The effect of different cooking methods on sensory attributes, physicochemical properties, and microbial safety of ostrich meat (Struthio camelus)
Keywords:
Heat treatments; ostrich meat; physicochemical properties; sensory attributes; texture evaluation.Abstract
Objective: The present work aimed to determine the impact of various cooking methods on sensory attributes, microbial safety, and physicochemical characteristics of ostrich meat to specify the best cooking method that guarantees the microbial safety of the meat as well as maintains nutritional values and is highly attractive to consumers. Materials and Methods: One hundred fresh leg muscles of ostriches were divided into five groups. Different cooking techniques were used for each group, as follows: roasting, boiling, grilling, frying, and microwaving. Each method was examined by evaluating the impact of various cooking methods on sensory attributes, proximate chemical analysis, protein and fat oxidation parameters, microbial load, changes in color, and the shear force of ostrich meat. Results: The oven-roasting and grilling methods are highly recommended and more appealing to consumers since they produce tenderer and juicier meat, cause less cooking loss (CL), and maintain the nutritive value of ostrich meat; however, they have the highest protein and fat oxidation rates.

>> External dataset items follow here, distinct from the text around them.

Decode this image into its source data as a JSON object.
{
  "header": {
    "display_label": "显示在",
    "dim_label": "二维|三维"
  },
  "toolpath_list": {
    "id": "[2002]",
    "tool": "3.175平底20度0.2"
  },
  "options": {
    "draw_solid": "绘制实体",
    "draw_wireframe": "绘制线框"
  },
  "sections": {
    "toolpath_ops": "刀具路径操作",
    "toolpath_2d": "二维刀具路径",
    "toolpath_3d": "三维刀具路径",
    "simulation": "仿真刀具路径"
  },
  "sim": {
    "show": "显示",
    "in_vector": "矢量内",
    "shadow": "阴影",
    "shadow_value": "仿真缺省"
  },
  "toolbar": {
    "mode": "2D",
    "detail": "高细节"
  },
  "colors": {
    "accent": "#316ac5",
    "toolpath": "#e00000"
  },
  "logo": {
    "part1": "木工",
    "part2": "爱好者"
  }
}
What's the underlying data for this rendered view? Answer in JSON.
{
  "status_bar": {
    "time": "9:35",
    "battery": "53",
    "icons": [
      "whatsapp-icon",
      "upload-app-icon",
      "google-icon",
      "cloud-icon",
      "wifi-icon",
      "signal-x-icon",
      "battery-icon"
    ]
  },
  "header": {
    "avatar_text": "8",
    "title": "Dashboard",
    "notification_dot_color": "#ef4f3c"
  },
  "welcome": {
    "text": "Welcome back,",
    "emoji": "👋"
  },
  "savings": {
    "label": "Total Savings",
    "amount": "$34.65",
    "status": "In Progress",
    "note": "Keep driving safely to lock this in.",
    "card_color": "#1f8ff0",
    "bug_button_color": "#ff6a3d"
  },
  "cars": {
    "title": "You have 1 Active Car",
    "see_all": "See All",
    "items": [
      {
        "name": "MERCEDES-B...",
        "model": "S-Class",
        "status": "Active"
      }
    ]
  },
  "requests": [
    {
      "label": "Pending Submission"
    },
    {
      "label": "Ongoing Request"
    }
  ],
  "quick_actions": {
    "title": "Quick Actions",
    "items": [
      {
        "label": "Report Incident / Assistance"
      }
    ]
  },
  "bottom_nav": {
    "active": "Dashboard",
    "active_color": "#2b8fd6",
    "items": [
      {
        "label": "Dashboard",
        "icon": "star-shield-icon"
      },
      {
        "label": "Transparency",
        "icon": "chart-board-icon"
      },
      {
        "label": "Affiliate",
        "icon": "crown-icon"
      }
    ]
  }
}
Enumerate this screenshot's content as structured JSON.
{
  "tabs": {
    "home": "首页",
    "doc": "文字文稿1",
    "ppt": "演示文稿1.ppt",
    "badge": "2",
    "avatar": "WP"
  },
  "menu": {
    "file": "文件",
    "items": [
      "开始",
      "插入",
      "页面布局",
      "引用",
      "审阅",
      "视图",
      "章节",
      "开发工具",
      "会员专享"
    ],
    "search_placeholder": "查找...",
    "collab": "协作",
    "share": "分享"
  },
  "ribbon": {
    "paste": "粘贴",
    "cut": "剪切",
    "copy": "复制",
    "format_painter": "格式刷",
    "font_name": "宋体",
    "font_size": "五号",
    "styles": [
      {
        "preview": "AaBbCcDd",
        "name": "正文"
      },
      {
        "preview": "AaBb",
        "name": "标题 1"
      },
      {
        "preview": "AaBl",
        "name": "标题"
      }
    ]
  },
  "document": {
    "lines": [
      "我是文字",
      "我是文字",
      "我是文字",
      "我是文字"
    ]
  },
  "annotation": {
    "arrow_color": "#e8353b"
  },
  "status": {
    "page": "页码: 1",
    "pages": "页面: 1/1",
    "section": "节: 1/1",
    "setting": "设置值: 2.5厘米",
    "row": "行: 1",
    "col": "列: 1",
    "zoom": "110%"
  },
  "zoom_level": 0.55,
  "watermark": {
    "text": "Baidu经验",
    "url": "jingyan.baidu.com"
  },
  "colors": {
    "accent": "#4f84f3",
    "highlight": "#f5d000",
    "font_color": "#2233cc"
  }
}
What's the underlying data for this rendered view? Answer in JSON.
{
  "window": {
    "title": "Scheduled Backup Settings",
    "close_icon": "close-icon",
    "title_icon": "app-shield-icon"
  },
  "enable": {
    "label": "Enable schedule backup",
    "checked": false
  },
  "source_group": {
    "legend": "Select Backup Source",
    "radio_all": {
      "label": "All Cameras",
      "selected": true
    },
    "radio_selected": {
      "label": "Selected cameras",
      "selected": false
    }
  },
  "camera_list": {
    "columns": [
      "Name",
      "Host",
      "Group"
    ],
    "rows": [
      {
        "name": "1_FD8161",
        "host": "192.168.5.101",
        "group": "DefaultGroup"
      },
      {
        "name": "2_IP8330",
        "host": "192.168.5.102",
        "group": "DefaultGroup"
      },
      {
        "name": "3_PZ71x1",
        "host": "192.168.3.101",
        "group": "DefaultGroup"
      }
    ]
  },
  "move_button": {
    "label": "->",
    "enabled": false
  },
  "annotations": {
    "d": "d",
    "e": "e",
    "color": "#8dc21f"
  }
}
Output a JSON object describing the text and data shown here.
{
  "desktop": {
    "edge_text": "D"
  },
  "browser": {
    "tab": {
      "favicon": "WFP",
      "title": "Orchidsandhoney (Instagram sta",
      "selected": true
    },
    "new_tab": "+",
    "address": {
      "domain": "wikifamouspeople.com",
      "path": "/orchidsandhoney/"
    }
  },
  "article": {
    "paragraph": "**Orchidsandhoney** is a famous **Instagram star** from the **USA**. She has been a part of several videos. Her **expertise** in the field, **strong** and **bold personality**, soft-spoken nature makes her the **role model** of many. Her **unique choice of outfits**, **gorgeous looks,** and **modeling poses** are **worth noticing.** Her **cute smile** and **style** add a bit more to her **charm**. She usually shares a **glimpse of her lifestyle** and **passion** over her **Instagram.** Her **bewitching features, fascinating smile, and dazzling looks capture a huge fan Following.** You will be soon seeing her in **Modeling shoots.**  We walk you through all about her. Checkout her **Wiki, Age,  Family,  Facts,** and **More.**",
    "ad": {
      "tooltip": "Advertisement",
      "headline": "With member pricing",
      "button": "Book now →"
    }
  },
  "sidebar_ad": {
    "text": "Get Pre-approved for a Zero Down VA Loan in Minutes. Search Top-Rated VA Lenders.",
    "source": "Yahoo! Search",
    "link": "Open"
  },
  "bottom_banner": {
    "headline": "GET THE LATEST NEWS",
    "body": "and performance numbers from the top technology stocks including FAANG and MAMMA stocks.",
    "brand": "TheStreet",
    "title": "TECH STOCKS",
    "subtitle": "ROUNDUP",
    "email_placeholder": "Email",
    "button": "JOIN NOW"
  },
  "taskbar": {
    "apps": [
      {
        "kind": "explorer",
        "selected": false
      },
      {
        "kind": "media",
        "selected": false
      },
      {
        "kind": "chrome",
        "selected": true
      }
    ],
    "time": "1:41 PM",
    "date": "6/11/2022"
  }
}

On the other hand, boiling and frying methods revealed good fat oxidation parameters, the highest CL, and preserved nutritional value, but unfortunately, they were not highly preferred by consumers. From a hygienic point of view, grilling and microwave cooking are the methods that ensure the microbiological safety of cooked ostrich meat, as they significantly reduce Enterobacteriaceae and psychrotrophic bacterial counts, among other cooking methods. Conclusion: The oven roasting and grilling methods were the most preferable thermal cooking techniques, as they achieved the highest acceptability to consumers and maintained the nutritive values of ostrich meat.